Bakan shared that because language can be misinterpreted – because even though certain words mean certain things, connotations and gestures can so easily be misunderstood – those with autism may either be anxious receiving or giving verbal, spoken communication. Music, on the other hand, can be considered a more sympathetic, meaningful way to interact and communicate.
His work has proven that many autistic people are sensitive, attentive listeners, and thus are more socially responsive to musical cues, even in improvised situations. He shares that all people respond to music in an emotional way, which is why music is so meaningful to everyone, regardless of our neurological configurations, but that it is particularly powerful and evocative for the person on the spectrum. “In autism,” he said, “there are qualities of empathy and qualities of being to listen to what a lot of us aren’t hearing.
“And there does seem to be some kind of an imaginative capacity to not just draw symbolic associations between different realms of experience but to actually merge different realms of experience into something holistic.
“Those kinds of imaginative associations, those large-scale ways of connecting the dots in a way (neurotypical people) wouldn’t normally do, they have to do it. It leads to some very interesting images and ideas that we read about in the way that they tell their stories.”
How do I help my child with musical instruction at home?
Whether or not you’re actually teaching your autistic child an instrument or simply using music as a way to engage or soothe them, here are some tips and techniques to help them build their cognitive abilities and provide them with a source of personal pleasure.
1. When working on speech imitation, have your child tap their hand to a beat with every syllable.
2. Introduce a reward system filled with musical references. Instead of star-shaped stickers, for example, look for piano, guitar, or music note stickers.

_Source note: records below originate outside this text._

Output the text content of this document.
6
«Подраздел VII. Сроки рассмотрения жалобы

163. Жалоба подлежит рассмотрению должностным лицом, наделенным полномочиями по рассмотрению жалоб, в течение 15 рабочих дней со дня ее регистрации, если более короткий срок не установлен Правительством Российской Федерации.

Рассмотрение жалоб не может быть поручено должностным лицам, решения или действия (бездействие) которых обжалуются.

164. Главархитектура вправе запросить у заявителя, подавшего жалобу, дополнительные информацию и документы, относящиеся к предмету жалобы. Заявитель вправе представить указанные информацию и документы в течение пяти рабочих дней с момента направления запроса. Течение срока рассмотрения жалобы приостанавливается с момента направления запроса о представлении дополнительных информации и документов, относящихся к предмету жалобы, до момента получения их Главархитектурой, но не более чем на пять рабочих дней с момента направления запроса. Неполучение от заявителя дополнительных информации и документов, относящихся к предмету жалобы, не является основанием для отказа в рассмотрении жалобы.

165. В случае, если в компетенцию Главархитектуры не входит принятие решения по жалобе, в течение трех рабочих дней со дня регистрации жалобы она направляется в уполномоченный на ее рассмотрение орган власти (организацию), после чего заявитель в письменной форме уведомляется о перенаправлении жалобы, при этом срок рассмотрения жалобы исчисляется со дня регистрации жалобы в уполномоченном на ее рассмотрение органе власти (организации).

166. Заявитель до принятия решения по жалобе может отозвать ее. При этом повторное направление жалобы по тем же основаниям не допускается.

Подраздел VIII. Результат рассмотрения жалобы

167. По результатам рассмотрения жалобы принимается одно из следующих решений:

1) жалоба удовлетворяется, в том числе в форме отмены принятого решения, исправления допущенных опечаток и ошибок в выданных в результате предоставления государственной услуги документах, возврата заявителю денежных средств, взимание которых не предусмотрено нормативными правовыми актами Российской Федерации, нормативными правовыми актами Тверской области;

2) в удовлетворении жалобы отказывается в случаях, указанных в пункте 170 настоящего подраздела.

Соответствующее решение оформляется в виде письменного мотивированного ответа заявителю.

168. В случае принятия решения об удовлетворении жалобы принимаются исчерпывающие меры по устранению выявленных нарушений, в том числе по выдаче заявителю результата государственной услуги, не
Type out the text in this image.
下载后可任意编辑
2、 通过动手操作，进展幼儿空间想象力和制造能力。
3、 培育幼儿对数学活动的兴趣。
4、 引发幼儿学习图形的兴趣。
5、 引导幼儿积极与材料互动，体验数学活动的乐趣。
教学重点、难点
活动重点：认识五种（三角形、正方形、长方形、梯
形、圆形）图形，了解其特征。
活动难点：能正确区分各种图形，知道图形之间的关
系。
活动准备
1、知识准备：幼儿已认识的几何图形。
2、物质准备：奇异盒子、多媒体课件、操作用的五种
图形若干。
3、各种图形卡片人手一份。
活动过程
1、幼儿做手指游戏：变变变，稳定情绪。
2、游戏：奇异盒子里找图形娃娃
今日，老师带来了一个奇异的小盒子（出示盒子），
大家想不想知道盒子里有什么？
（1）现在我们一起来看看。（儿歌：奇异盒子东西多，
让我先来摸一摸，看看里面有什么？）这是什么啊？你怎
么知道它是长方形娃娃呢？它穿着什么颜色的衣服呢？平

3. Get silly! Sing in a high-pitched tone, make up sound effects, or bring out the piano mat and start making music with your feet.
4. Sing or make music while completing otherwise “boring” tasks. Have your child hum a two-minute tune while brushing their teeth to ensure they’re brushing long enough, or sing their three favorite songs while cleaning up their bedroom.
5. Use a multi-sensory approach by incorporating visual and auditory learning. Ask your child to paint what they hear, for example.
Music, at its core, provides a structured and beautiful way to present and absorb information. Those with autism are able to use melody and rhythm patterns to organize auditory information. It’s been proven that music can actually help the person on the spectrum with memorization, task sequence, and recognition of academic facts, but above and beyond that, music has been found to help the person with autism make important connections in their relationships with family members and friends.